A draft of the final agreement Friday pledged $250 billion annually by 2035, more than double the previous goal of $100 billion set 15 years ago but far short of the annual $1 trillion-plus that experts say is needed. Through the early hours of Saturday morning, The Associated Press saw lead negotiators from the European Union, the United States and other nations going through the empty halls from meeting to meeting as delegates tried to hash out a new version of the deal.

“We’re still working hard,” U.S. climate envoy John Podesta told the AP past 4 a.m. local time.

The climate talks, called COP29, in Baku, Azerbaijan, were scheduled to end Friday. Workers have already begun dismantling the venue for the talks.

A climate cash deal is still elusive at the talks

Wealthy nations are obligated to help vulnerable countries under an agreement reached at these talks in Paris in 2015. Developing nations are seeking $1.3 trillion to help adapt to droughts, floods, rising seas and extreme heat, pay for losses and damages caused by extreme weather, and transition their energy systems away from planet-warming fossil fuels and toward clean energy.

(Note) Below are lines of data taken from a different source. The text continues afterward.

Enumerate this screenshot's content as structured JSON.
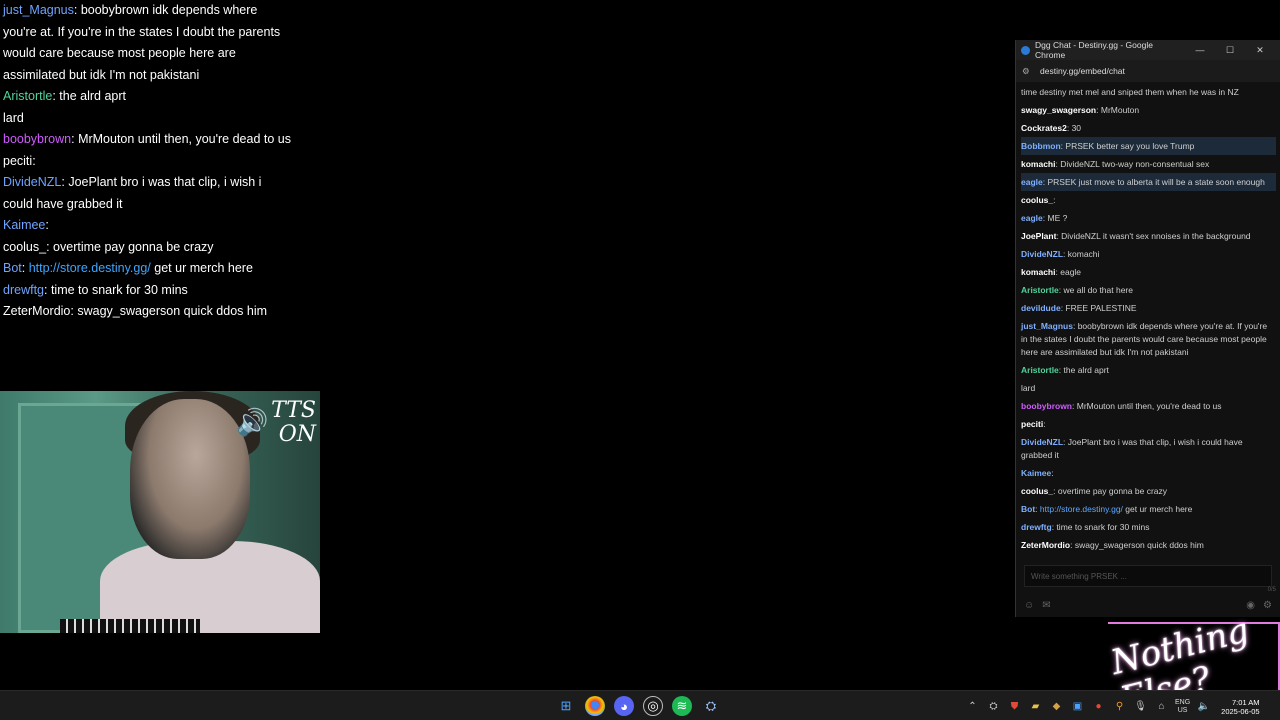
{
  "big_chat": [
    {
      "user": "just_Magnus",
      "color": "#6fa4ff",
      "text": "boobybrown idk depends where you're at. If you're in the states I doubt the parents would care because most people here are assimilated but idk I'm not pakistani"
    },
    {
      "user": "Aristortle",
      "color": "#52d49c",
      "text": "the alrd aprt"
    },
    {
      "user": "",
      "color": "#ffffff",
      "text": "lard"
    },
    {
      "user": "boobybrown",
      "color": "#d05cff",
      "text": "MrMouton until then, you're dead to us"
    },
    {
      "user": "peciti",
      "color": "#ffffff",
      "text": ""
    },
    {
      "user": "DivideNZL",
      "color": "#6fa4ff",
      "text": "JoePlant bro i was that clip, i wish i could have grabbed it"
    },
    {
      "user": "Kaimee",
      "color": "#6fa4ff",
      "text": ""
    },
    {
      "user": "coolus_",
      "color": "#ffffff",
      "text": "overtime pay gonna be crazy"
    },
    {
      "user": "Bot",
      "color": "#6fa4ff",
      "link": "http://store.destiny.gg/",
      "text": "get ur merch here"
    },
    {
      "user": "drewftg",
      "color": "#6fa4ff",
      "text": "time to snark for 30 mins"
    },
    {
      "user": "ZeterMordio",
      "color": "#ffffff",
      "text": "swagy_swagerson quick ddos him"
    }
  ],
  "webcam": {
    "tts_label": "TTS ON"
  },
  "browser": {
    "title": "Dgg Chat - Destiny.gg - Google Chrome",
    "url": "destiny.gg/embed/chat",
    "minimize": "—",
    "maximize": "☐",
    "close": "✕",
    "input_placeholder": "Write something PRSEK ...",
    "counter": "0/5"
  },
  "chat_lines": [
    {
      "user": "",
      "color": "#cfcfcf",
      "text": "time destiny met mel and sniped them when he was in NZ",
      "hl": false
    },
    {
      "user": "swagy_swagerson",
      "color": "#ffffff",
      "text": "MrMouton",
      "hl": false
    },
    {
      "user": "Cockrates2",
      "color": "#ffffff",
      "text": "30",
      "hl": false
    },
    {
      "user": "Bobbmon",
      "color": "#7fb0ff",
      "text": "PRSEK better say you love Trump",
      "hl": true
    },
    {
      "user": "komachi",
      "color": "#ffffff",
      "text": "DivideNZL two-way non-consentual sex",
      "hl": false
    },
    {
      "user": "eagle",
      "color": "#7fb0ff",
      "text": "PRSEK just move to alberta it will be a state soon enough",
      "hl": true
    },
    {
      "user": "coolus_",
      "color": "#ffffff",
      "text": "",
      "hl": false
    },
    {
      "user": "eagle",
      "color": "#7fb0ff",
      "text": "ME ?",
      "hl": false
    },
    {
      "user": "JoePlant",
      "color": "#ffffff",
      "text": "DivideNZL it wasn't sex nnoises in the background",
      "hl": false
    },
    {
      "user": "DivideNZL",
      "color": "#7fb0ff",
      "text": "komachi",
      "hl": false
    },
    {
      "user": "komachi",
      "color": "#ffffff",
      "text": "eagle",
      "hl": false
    },
    {
      "user": "Aristortle",
      "color": "#52d49c",
      "text": "we all do that here",
      "hl": false
    },
    {
      "user": "devildude",
      "color": "#7fb0ff",
      "text": "FREE PALESTINE",
      "hl": false
    },
    {
      "user": "just_Magnus",
      "color": "#7fb0ff",
      "text": "boobybrown idk depends where you're at. If you're in the states I doubt the parents would care because most people here are assimilated but idk I'm not pakistani",
      "hl": false
    },
    {
      "user": "Aristortle",
      "color": "#52d49c",
      "text": "the alrd aprt",
      "hl": false
    },
    {
      "user": "",
      "color": "#cfcfcf",
      "text": "lard",
      "hl": false
    },
    {
      "user": "boobybrown",
      "color": "#d05cff",
      "text": "MrMouton until then, you're dead to us",
      "hl": false
    },
    {
      "user": "peciti",
      "color": "#ffffff",
      "text": "",
      "hl": false
    },
    {
      "user": "DivideNZL",
      "color": "#7fb0ff",
      "text": "JoePlant bro i was that clip, i wish i could have grabbed it",
      "hl": false
    },
    {
      "user": "Kaimee",
      "color": "#7fb0ff",
      "text": "",
      "hl": false
    },
    {
      "user": "coolus_",
      "color": "#ffffff",
      "text": "overtime pay gonna be crazy",
      "hl": false
    },
    {
      "user": "Bot",
      "color": "#7fb0ff",
      "link": "http://store.destiny.gg/",
      "text": "get ur merch here",
      "hl": false
    },
    {
      "user": "drewftg",
      "color": "#7fb0ff",
      "text": "time to snark for 30 mins",
      "hl": false
    },
    {
      "user": "ZeterMordio",
      "color": "#ffffff",
      "text": "swagy_swagerson quick ddos him",
      "hl": false
    }
  ],
  "logo": {
    "text": "Nothing Else?"
  },
  "taskbar": {
    "apps": [
      "windows-start-icon",
      "chrome-icon",
      "discord-icon",
      "obs-icon",
      "spotify-icon",
      "steam-icon"
    ],
    "lang": "ENG",
    "region": "US",
    "time": "7:01 AM",
    "date": "2025-06-05"
  }
}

Representatives of some of the nations that are obliged to contribute the cash said the $250 billion climate finance figure is realistic and reflects their limits at a time when their own economies are stretched.

The amount in any deal reached at COP negotiations — often considered a “core” — will then be mobilized or leveraged for greater climate spending. But much of that means loans for countries drowning in debt.

But that meant little to vulnerable nations, many already battered by extreme weather made worse largely by emissions from the burning of fossil fuels they’ve had little to do with. Most of those emissions have come from the developed world since the Industrial Revolution.

“Our expectations were low, but this is a slap in the face,” said Mohamed Adow, from Power Shift Africa. “No developing country will fall for this. They have angered and offended the developing world.”

Nikki Reisch, director of the climate and energy program at the Center for International Environmental Law, said the offering was unacceptable not just because the money is low, but because “it’s really designed to escape and evade the legal obligation that developed countries have” to pay for the climate change they have largely caused.